Environmental results


In our study, we conducted a rough estimation of GHG emission and EPBT of the conceptual PV plant. Input values are taken from
the available literature with correction to some extent. From our rough estimation of GHG emissions and EPBT, we find that the
potential for GHG emission reduction is significant. It is possible to reduce GHG emissions by 64 653 t yr−1 if c-Si modules are used;
76 983 t yr−1 for CdTe. Since the production process of CdTe modules is less energy-intensive than that of c-Si, the EPBT is 1.2 years
for CdTe and 2.35 years for c-Si.

1.32.4.2.8

Conclusions

From this study [23], it was concluded that solar PV technology is very promising in Abu Dhabi. A 100 MW PV project can deliver
substantial electricity for meeting the peak electricity demand locally and make some contribution to relieve cooling load stress in
the summer season. However, as the current electricity tariff is low, financial incentives are needed. An FiT of 150 euro MWh−1
(scenario 2) would be economically viable. Note that this study was performed in 2009; since then, PV module prices have been
decreased by >50%. Together with an expected increase of the peak electricity tariff to 15 ct kWh−1, deployment of PV may be
attractive with a low or even without a financial incentive.
The low cost of CdTe modules, their increasing efficiency, less energy-intensive production process, and the extreme hot climate
in Abu Dhabi cause CdTe modules to be the best choice in terms of energetic performance, economic viability, and environmental
impact, irrespective of the scenario considered.

1.32.5 Conclusions
In this chapter, various PV system components are described, with a focus on their individual performance.
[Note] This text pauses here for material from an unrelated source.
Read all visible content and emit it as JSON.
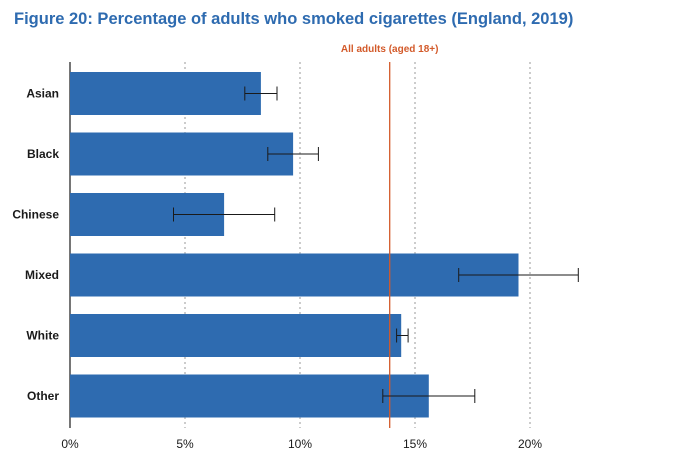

In grid-connected
systems, PV modules are connected to the inverter, which converts DC PV power to AC, which is fed directly into the grid. In
properly designed stand-alone systems, an additional charge controller and battery ensure that power is available at all times. PV
module efficiency depends on the solar irradiation intensity and on temperature, and different types of modules differ in their
specific efficiency behavior. Similarly, inverter efficiency depends on the percentage of maximum capacity at which they are
operated. PV system design should include both PV and inverter efficiency curves and also other system losses. Finally, two case
study examples are presented that show more details of the PV system design.